The vote in the employer mandate case was 6 to 3, with liberal justices in dissent. The vote in the health care case was 5 to 4, with Chief Justice John G. Roberts Jr. and Justice Brett M. Kavanaugh joining the liberal justices to form a majority.
The employer mandate would have required workers to be vaccinated against the coronavirus or to wear masks and be tested weekly, though employers were not required to pay for the testing. There were exceptions for workers with religious objections and those who do not come into close contact with other people at their jobs, like those who work from home or exclusively outdoors.
Parts of the mandate concerning record-keeping and masks had been scheduled to take effect on Monday. The administration had said it would not enforce the testing requirement until Feb. 9.
The Labor Department’s Occupational Safety and Health Administration, or OSHA, had issued the mandate in November, and it applied to more than 84 million workers. The administration estimated that it would cause 22 million people to get vaccinated and prevent 250,000 hospitalizations.
At oral arguments at a special session on Friday, members of the court’s conservative majority seemed doubtful that the administration had congressional authorization to impose the requirements.

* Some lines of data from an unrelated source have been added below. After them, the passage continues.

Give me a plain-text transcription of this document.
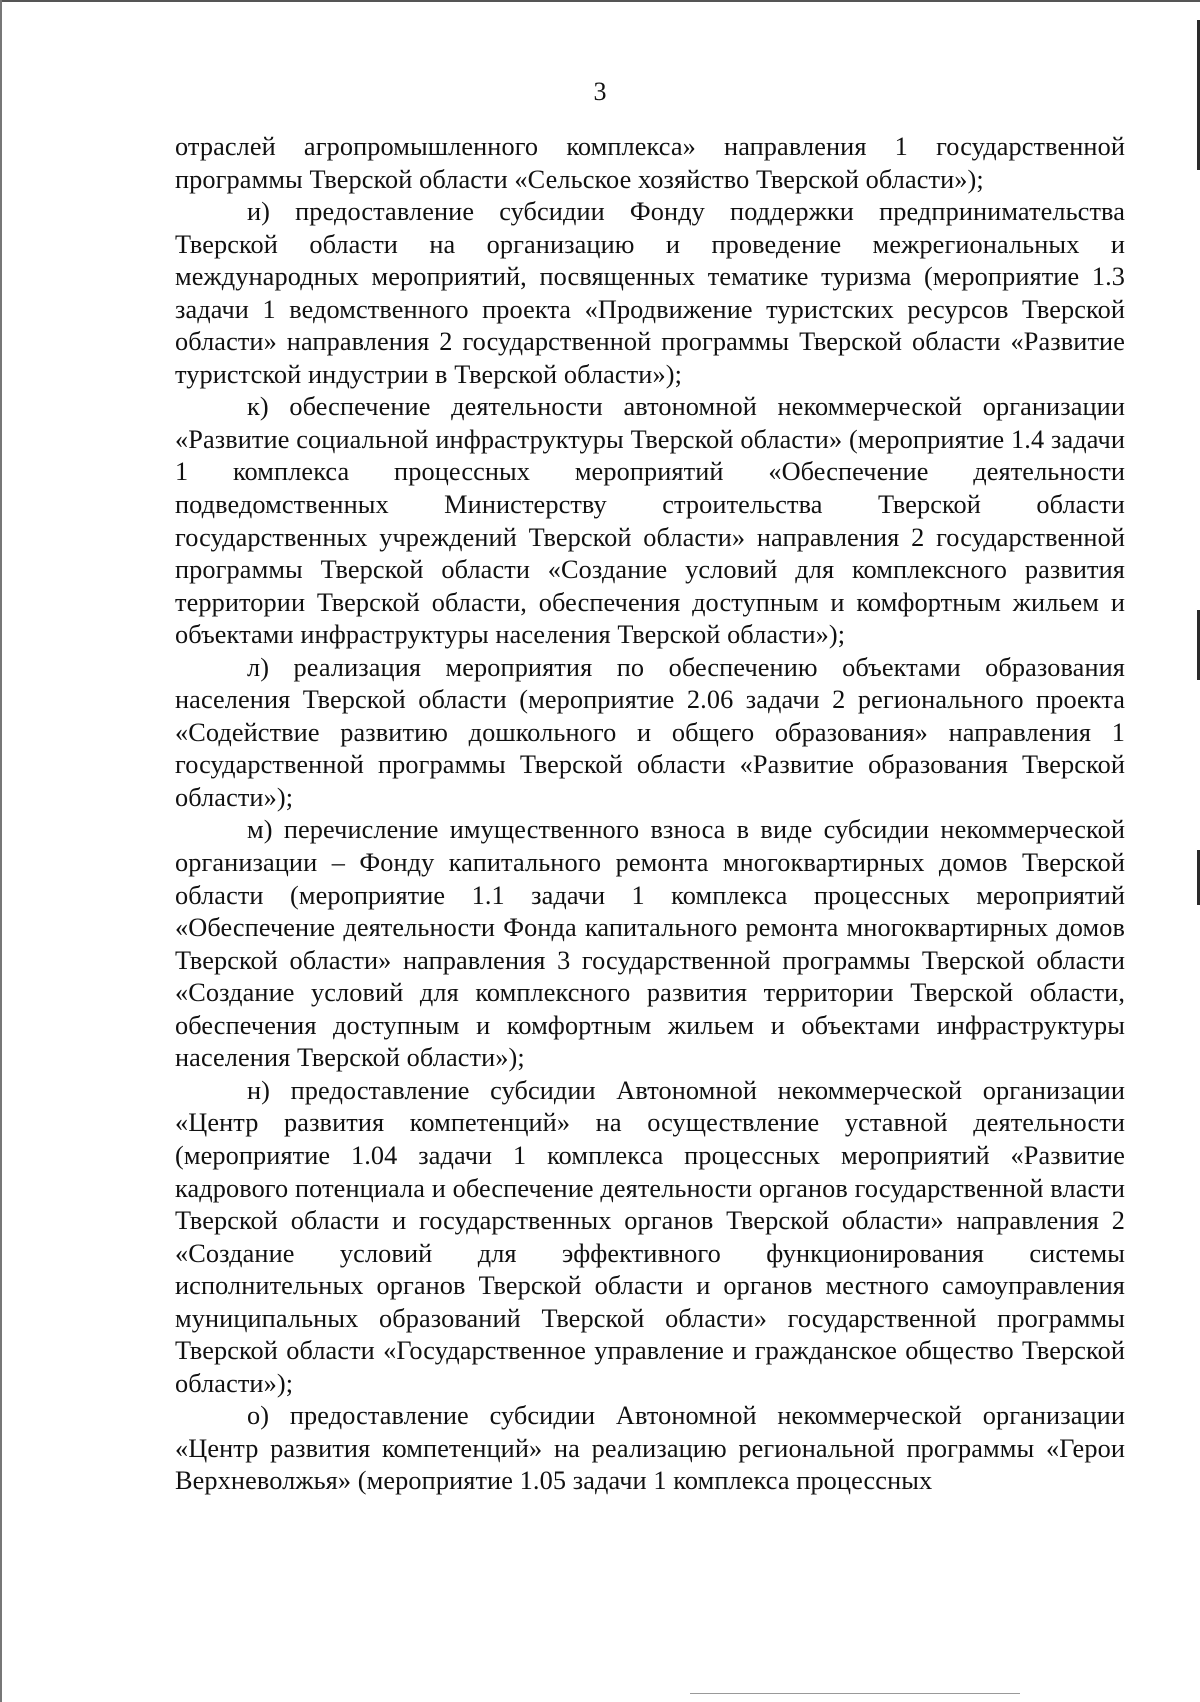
3

отраслей агропромышленного комплекса» направления 1 государственной программы Тверской области «Сельское хозяйство Тверской области»);

и) предоставление субсидии Фонду поддержки предпринимательства Тверской области на организацию и проведение межрегиональных и международных мероприятий, посвященных тематике туризма (мероприятие 1.3 задачи 1 ведомственного проекта «Продвижение туристских ресурсов Тверской области» направления 2 государственной программы Тверской области «Развитие туристской индустрии в Тверской области»);

к) обеспечение деятельности автономной некоммерческой организации «Развитие социальной инфраструктуры Тверской области» (мероприятие 1.4 задачи 1 комплекса процессных мероприятий «Обеспечение деятельности подведомственных Министерству строительства Тверской области государственных учреждений Тверской области» направления 2 государственной программы Тверской области «Создание условий для комплексного развития территории Тверской области, обеспечения доступным и комфортным жильем и объектами инфраструктуры населения Тверской области»);

л) реализация мероприятия по обеспечению объектами образования населения Тверской области (мероприятие 2.06 задачи 2 регионального проекта «Содействие развитию дошкольного и общего образования» направления 1 государственной программы Тверской области «Развитие образования Тверской области»);

м) перечисление имущественного взноса в виде субсидии некоммерческой организации – Фонду капитального ремонта многоквартирных домов Тверской области (мероприятие 1.1 задачи 1 комплекса процессных мероприятий «Обеспечение деятельности Фонда капитального ремонта многоквартирных домов Тверской области» направления 3 государственной программы Тверской области «Создание условий для комплексного развития территории Тверской области, обеспечения доступным и комфортным жильем и объектами инфраструктуры населения Тверской области»);

н) предоставление субсидии Автономной некоммерческой организации «Центр развития компетенций» на осуществление уставной деятельности (мероприятие 1.04 задачи 1 комплекса процессных мероприятий «Развитие кадрового потенциала и обеспечение деятельности органов государственной власти Тверской области и государственных органов Тверской области» направления 2 «Создание условий для эффективного функционирования системы исполнительных органов Тверской области и органов местного самоуправления муниципальных образований Тверской области» государственной программы Тверской области «Государственное управление и гражданское общество Тверской области»);

о) предоставление субсидии Автономной некоммерческой организации «Центр развития компетенций» на реализацию региональной программы «Герои Верхневолжья» (мероприятие 1.05 задачи 1 комплекса процессных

That second mandate applies to workers at hospitals and other health care facilities that participate in the Medicare and Medicaid programs. It would affect more than 17 million workers, the administration said, and would “save hundreds or even thousands of lives each month.”
The Supreme Court has repeatedly upheld state vaccine mandates in a variety of settings against constitutional challenges. The new cases are different, as they primarily present the question of whether Congress has authorized the executive branch to institute the requirements.